You’re starting to think this might be a little childish. ‘No,’ your brain counters ‘this was childish five minutes ago.’

“B…? Come on B…? You know you wanna talk… talk to me… talk to me, B…” Faith draws out her words to make almost a tune and smiles her best impish grin. You’re ignoring her.

Because you’re mature like that.

And you’re proving a point. Though having come all the way here from Sunnydale and making sure the food was pre-checked so you could share it is probably working against you.

“Did I ever tell you ‘bout the time I screwed Xander? It was his first time so he was a little-”

“No! God no! Shut up!” You attempt to frown at her uproars laughter. It’s nice, the way she laughs, loud and like she doesn’t care who hears. A small part of you wants to bottle it to save, another bit is desperately thinking of whatever it can to keep her laughing. Mainly of course you’re just hideously embarrassed that every single person in the visitor’s room is staring at the two of you.

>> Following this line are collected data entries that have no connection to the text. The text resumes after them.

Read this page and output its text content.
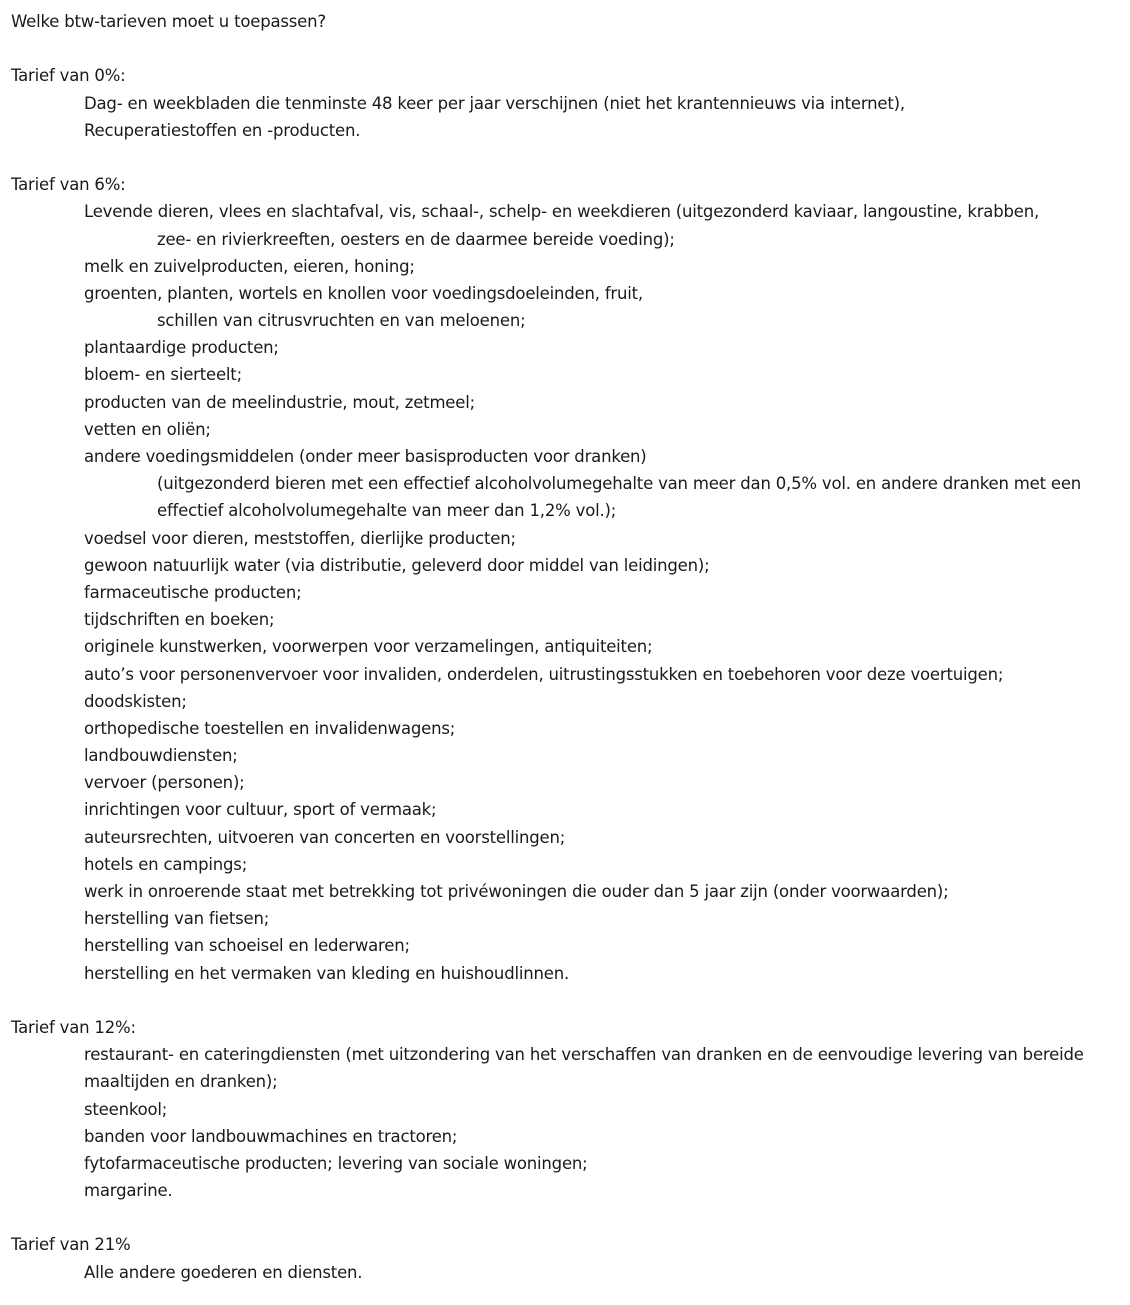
Welke btw-tarieven moet u toepassen?
Tarief van 0%:
Dag- en weekbladen die tenminste 48 keer per jaar verschijnen (niet het krantennieuws via internet),
Recuperatiestoffen en -producten.
Tarief van 6%:
Levende dieren, vlees en slachtafval, vis, schaal-, schelp- en weekdieren (uitgezonderd kaviaar, langoustine, krabben,
zee- en rivierkreeften, oesters en de daarmee bereide voeding);
melk en zuivelproducten, eieren, honing;
groenten, planten, wortels en knollen voor voedingsdoeleinden, fruit,
schillen van citrusvruchten en van meloenen;
plantaardige producten;
bloem- en sierteelt;
producten van de meelindustrie, mout, zetmeel;
vetten en oliën;
andere voedingsmiddelen (onder meer basisproducten voor dranken)
(uitgezonderd bieren met een effectief alcoholvolumegehalte van meer dan 0,5% vol. en andere dranken met een
effectief alcoholvolumegehalte van meer dan 1,2% vol.);
voedsel voor dieren, meststoffen, dierlijke producten;
gewoon natuurlijk water (via distributie, geleverd door middel van leidingen);
farmaceutische producten;
tijdschriften en boeken;
originele kunstwerken, voorwerpen voor verzamelingen, antiquiteiten;
auto’s voor personenvervoer voor invaliden, onderdelen, uitrustingsstukken en toebehoren voor deze voertuigen;
doodskisten;
orthopedische toestellen en invalidenwagens;
landbouwdiensten;
vervoer (personen);
inrichtingen voor cultuur, sport of vermaak;
auteursrechten, uitvoeren van concerten en voorstellingen;
hotels en campings;
werk in onroerende staat met betrekking tot privéwoningen die ouder dan 5 jaar zijn (onder voorwaarden);
herstelling van fietsen;
herstelling van schoeisel en lederwaren;
herstelling en het vermaken van kleding en huishoudlinnen.
Tarief van 12%:
restaurant- en cateringdiensten (met uitzondering van het verschaffen van dranken en de eenvoudige levering van bereide
maaltijden en dranken);
steenkool;
banden voor landbouwmachines en tractoren;
fytofarmaceutische producten; levering van sociale woningen;
margarine.
Tarief van 21%
Alle andere goederen en diensten.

Stupid Faith and her stupid alluring visitors pass!’

She twists round to get comfortable in a move reminiscent of water settling. “Still haven’t worked on that curiosity thing, huh?”, the hairs on your neck prickle up at her wink. Would it be bad to confess it’s not exactly him you’re curious about?

“We’re friends, Faith. Friends don’t ‘screw’ each other.”

Your friends… suck!” She grins at you from behind a giant slice of watermelon and stuffs it in her mouth, “‘is good ‘melon, B”. You really should be more repulsed by that.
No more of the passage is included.